Baaquie, in "Quantum Finance", states that the Dirac Delta function is unmeasurable, since it "has support on a set that has zero measure"
What is a "support"? What kind of mathematical object is it (e.g. function, set, relation, point...)? Why does having support on a set with zero measure makes it Lebesgue-unmeasurable?
On
Support for a normal function is the region where the function take non-zero values (or the closure of that set to be precise).
Now for the dirac $\delta$ it's a generalized function or distribution. They are a special kind of mapping from infinitely derivable functions with compact support (test function) to real numbers. One can in a simplified way say that $\int \delta\varphi\,dx$ is defined for each test function $\varphi$. This means that a distribution is not defined in terms of the pointwise values it takes.
Now again for the support of a distribution $f$. That's a set such that every test function that is zero there we will have $\int f\varphi\, dx=0$.
But the talk about lebesgue measurable is not quite correct the way you interpret it. They're talking about it not being a ordinary lebesgue measurable function which is true since it's not a function to start with. It's meaningful to talk about the integral of a distribution under certain circumstanses. The point of it being no ordinary function is the point because $\int \delta dx=1$, but $\int_{\operatorname{supp}\delta}dx=0$ which would be a contradiction for a function.
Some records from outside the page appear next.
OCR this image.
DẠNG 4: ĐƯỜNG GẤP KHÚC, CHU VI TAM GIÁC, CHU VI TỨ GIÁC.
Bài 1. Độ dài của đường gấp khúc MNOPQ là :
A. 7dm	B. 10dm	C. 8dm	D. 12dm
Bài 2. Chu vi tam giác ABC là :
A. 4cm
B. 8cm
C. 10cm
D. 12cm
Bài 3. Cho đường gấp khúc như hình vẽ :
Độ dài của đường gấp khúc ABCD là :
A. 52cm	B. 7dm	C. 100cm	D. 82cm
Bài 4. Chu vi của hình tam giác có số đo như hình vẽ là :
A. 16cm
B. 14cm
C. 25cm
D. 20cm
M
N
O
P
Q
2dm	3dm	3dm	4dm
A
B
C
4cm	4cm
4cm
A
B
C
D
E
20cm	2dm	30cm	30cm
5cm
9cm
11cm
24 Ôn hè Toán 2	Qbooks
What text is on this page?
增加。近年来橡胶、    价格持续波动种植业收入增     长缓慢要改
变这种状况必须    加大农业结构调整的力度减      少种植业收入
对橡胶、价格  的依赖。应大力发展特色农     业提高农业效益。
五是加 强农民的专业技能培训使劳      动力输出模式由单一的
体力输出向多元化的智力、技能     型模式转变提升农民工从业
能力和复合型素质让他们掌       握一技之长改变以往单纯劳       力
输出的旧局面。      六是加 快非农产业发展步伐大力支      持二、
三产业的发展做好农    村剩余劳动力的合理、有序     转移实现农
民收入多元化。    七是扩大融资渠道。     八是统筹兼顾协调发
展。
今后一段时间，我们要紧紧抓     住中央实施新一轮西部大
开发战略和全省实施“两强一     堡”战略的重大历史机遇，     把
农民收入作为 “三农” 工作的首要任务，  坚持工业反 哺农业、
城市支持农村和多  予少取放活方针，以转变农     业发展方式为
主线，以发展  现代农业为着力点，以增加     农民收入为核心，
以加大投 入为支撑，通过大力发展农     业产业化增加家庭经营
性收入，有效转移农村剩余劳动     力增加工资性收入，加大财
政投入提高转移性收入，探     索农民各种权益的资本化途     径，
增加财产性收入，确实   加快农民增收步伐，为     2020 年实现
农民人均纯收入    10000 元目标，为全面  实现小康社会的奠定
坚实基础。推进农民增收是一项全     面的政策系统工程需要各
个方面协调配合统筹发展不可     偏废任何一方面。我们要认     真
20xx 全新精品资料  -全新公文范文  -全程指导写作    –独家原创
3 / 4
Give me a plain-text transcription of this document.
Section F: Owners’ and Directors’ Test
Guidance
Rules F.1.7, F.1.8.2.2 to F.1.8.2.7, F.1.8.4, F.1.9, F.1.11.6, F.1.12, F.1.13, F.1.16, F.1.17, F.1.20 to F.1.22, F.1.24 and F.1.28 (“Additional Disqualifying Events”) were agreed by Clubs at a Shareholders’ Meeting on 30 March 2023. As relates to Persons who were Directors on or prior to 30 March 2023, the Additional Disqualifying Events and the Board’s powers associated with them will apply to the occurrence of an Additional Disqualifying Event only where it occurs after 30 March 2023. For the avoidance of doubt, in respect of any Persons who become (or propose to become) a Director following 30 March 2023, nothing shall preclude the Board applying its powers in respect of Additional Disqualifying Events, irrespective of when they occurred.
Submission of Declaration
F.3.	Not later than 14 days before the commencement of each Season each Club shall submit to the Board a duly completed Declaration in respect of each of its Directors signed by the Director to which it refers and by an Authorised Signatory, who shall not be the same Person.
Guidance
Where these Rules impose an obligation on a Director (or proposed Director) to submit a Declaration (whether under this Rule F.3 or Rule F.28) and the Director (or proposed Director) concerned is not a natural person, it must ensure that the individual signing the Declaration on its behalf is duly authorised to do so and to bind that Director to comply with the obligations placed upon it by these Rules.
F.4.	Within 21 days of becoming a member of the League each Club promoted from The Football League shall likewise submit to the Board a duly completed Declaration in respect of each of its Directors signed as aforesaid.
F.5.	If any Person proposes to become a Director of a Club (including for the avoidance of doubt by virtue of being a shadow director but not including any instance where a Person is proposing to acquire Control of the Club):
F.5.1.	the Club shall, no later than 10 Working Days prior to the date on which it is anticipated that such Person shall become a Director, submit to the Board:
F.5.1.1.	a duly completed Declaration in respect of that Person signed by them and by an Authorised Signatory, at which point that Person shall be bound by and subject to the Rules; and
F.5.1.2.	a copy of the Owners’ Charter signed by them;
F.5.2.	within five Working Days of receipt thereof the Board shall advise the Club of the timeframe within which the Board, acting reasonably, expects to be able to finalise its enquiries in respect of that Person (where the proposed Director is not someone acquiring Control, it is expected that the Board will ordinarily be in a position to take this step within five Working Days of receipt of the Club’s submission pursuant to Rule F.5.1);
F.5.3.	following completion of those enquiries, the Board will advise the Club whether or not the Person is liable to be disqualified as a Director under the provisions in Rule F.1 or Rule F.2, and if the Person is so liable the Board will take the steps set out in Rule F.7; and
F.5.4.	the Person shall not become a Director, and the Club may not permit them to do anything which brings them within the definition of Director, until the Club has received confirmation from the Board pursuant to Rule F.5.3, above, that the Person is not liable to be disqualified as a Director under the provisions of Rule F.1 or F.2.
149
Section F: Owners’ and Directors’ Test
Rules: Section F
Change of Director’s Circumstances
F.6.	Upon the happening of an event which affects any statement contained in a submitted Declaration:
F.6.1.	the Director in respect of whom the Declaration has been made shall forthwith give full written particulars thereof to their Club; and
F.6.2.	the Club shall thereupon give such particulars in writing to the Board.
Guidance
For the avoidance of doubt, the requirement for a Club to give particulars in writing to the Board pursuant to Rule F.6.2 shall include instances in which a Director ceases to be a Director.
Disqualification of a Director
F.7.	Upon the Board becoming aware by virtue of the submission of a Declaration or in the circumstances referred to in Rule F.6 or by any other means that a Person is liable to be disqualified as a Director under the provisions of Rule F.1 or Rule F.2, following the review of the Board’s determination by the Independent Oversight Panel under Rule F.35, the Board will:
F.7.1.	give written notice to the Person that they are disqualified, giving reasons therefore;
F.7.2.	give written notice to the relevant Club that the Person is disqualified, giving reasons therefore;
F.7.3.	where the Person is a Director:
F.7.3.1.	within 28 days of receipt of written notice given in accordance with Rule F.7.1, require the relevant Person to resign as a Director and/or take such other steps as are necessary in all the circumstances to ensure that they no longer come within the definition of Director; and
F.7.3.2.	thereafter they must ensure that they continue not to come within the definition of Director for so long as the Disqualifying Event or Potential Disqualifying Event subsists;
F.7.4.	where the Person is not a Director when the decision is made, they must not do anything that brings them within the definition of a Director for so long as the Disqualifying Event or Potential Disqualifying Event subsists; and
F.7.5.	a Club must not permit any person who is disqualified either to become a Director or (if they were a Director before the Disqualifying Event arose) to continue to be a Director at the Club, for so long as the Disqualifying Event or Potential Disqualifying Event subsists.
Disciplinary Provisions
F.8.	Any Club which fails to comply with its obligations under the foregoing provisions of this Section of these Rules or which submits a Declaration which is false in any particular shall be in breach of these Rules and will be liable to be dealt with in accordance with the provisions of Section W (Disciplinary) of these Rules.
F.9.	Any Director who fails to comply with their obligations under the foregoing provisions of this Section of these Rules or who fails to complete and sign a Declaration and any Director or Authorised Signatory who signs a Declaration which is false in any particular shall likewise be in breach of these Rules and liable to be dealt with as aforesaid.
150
I think that part of your confusion comes from the fact that the action of the $\delta$-distribution (functional) on a test function is written by the use of the integral sign. In fact, you should think of this integral $$\int\limits_{-\infty}^{+\infty}{dx f(x)\delta (x-a)}$$ just as a symbol (a notation). It is not a real integral and the integrants are not real functions ($\delta(x-a)$). To avoid confusion, it should be written with the usual notation for duality product: $\langle \delta(x-a),f\rangle=\langle \delta_a,f\rangle =f(a)$.
Many distributions can be indeed represented by an integral and a Lebesgue measurable function: If $\phi$ is a distribution and $g\in L_{loc}^1(\mathbb R)$, for which $\langle \phi, f\rangle=\int\limits_{-\infty}^{+\infty}{g(x)f(x)dx}$, for all test functions $f$ then the distribution $\phi$ is identified with the locally integrable function $g$ (in fact every $g\in L_{loc}^1(\mathbb R)$ defines a distribution by the above integral) and often it is used the same letter for the distribution and the function, i.e often it will be written like $\langle \phi, f\rangle=\int\limits_{-\infty}^{+\infty}{\phi(x)f(x)dx}$. Such distributions, which can be represented by the above integral are called regular. It is well known that the $\delta$ distribution is not regular, i.e it can not be expressed in terms of integral with the use of some locally integrable function $g$. But still many authors prefer to use the integral representation like for the regular distributions in order to keep an unified notation and way of exposition. Therefore, the integral $\int\limits_{-\infty}^{+\infty}{dx f(x)\delta (x-a)}$ is just a symbol, and is understood as if there was really a locally integrable function $\delta(x-a)$ for which $\langle \delta(x-a),f\rangle= \int\limits_{-\infty}^{+\infty}{dx f(x)\delta (x-a)}=f(a)$ (where we again use the same letter for the distribution and the "$L_{loc}^1$-function").
A good reference, that I recommend you to check is "Green functions and boundary value problems" (3-rd edition) by Ivar Stakgold and Michael Holst.